China, the main buyer of Iranian oil, said the U.S. blockade was "dangerous and irresponsible" and would only aggravate tensions.
Nuclear demands
U.S. Vice President JD Vance, who led Washington's delegation opposite Iranian parliamentary speaker Mohammad Baqer Qalibaf, said Monday that Iranian negotiators showed some movement but fell short. He said Trump was adamant that any enriched nuclear material must be removed from Iran and a mechanism must be established to verify that Iran is not developing nuclear weapons.
Israeli Foreign Minister Gideon Saar echoed that position Tuesday, in Jerusalem.
"We will never allow Iran to obtain nuclear weapons," he said. "The enriched materials must be removed from Iran."
Complicating Pakistan's efforts to mediate an end to the war, Israel continued targeting Iran-backed Hezbollah in Lebanon. Israel and the United States claim that campaign is not covered by the ceasefire, while Iran claims it is.
In Washington, U.S. Secretary of State Marco Rubio hosted a meeting between envoys for Israel and Lebanon, the first time the two countries engaged in direct negotiations since 1983.
Lebanon sought a ceasefire to end Israeli strikes that have killed more than 2,000 people and forced 1.2 million from their homes, while Israel pressed for Beirut to disarm Hezbollah.
The U.S. State Department said afterward that the two sides agreed to continue their talks. Israel's ambassador to the U.S. said he was hopeful the Lebanese government wanted to reduce Hezbollah's influence, while Lebanon's ambassador to the U.S. said in a statement that the meeting was "constructive," and the date and location of the next meeting would be announced in due course. Lebanon's government sought the negotiations despite objections from Hezbollah, which Israel wants to see disarmed before any peace deal.
Ceasefire
With the war unpopular at home and rising energy prices causing political blowback, Trump paused the U.S.-Israeli bombing campaign last week after threatening to destroy Iran's "whole civilization" unless it reopened the strait.

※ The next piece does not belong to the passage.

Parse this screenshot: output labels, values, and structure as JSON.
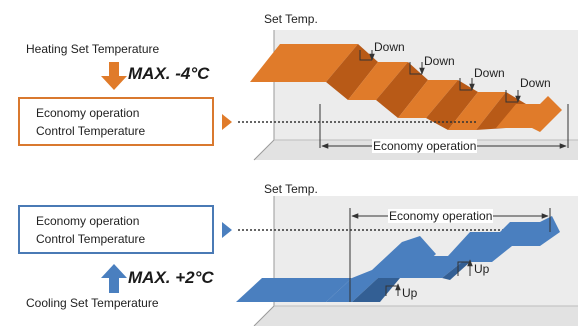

A Reuters/Ipsos poll conducted April 10-12, after the ceasefire was announced, showed 35% of Americans approve of U.S. strikes against Iran, down from 37% a week earlier.
An Iranian military spokesperson called any U.S. restrictions on international shipping "piracy," warning that if Iranian ports were threatened, no port in the Gulf or Gulf of Oman would be secure.
Trump claimed Iran's navy was "completely obliterated" during the war, adding that only a small number of "fast-attack ships" remained.
"Warning: If any of these ships come anywhere close to our BLOCKADE, they will be immediately ELIMINATED," Trump wrote on social media.
The U.S. military's Central Command said the blockade would be enforced on vessels entering or leaving Iranian ports in the Gulf and Gulf of Oman. It would not impede neutral transit passage through the Strait of Hormuz to or from non-Iranian destinations, it said in a note to seafarers.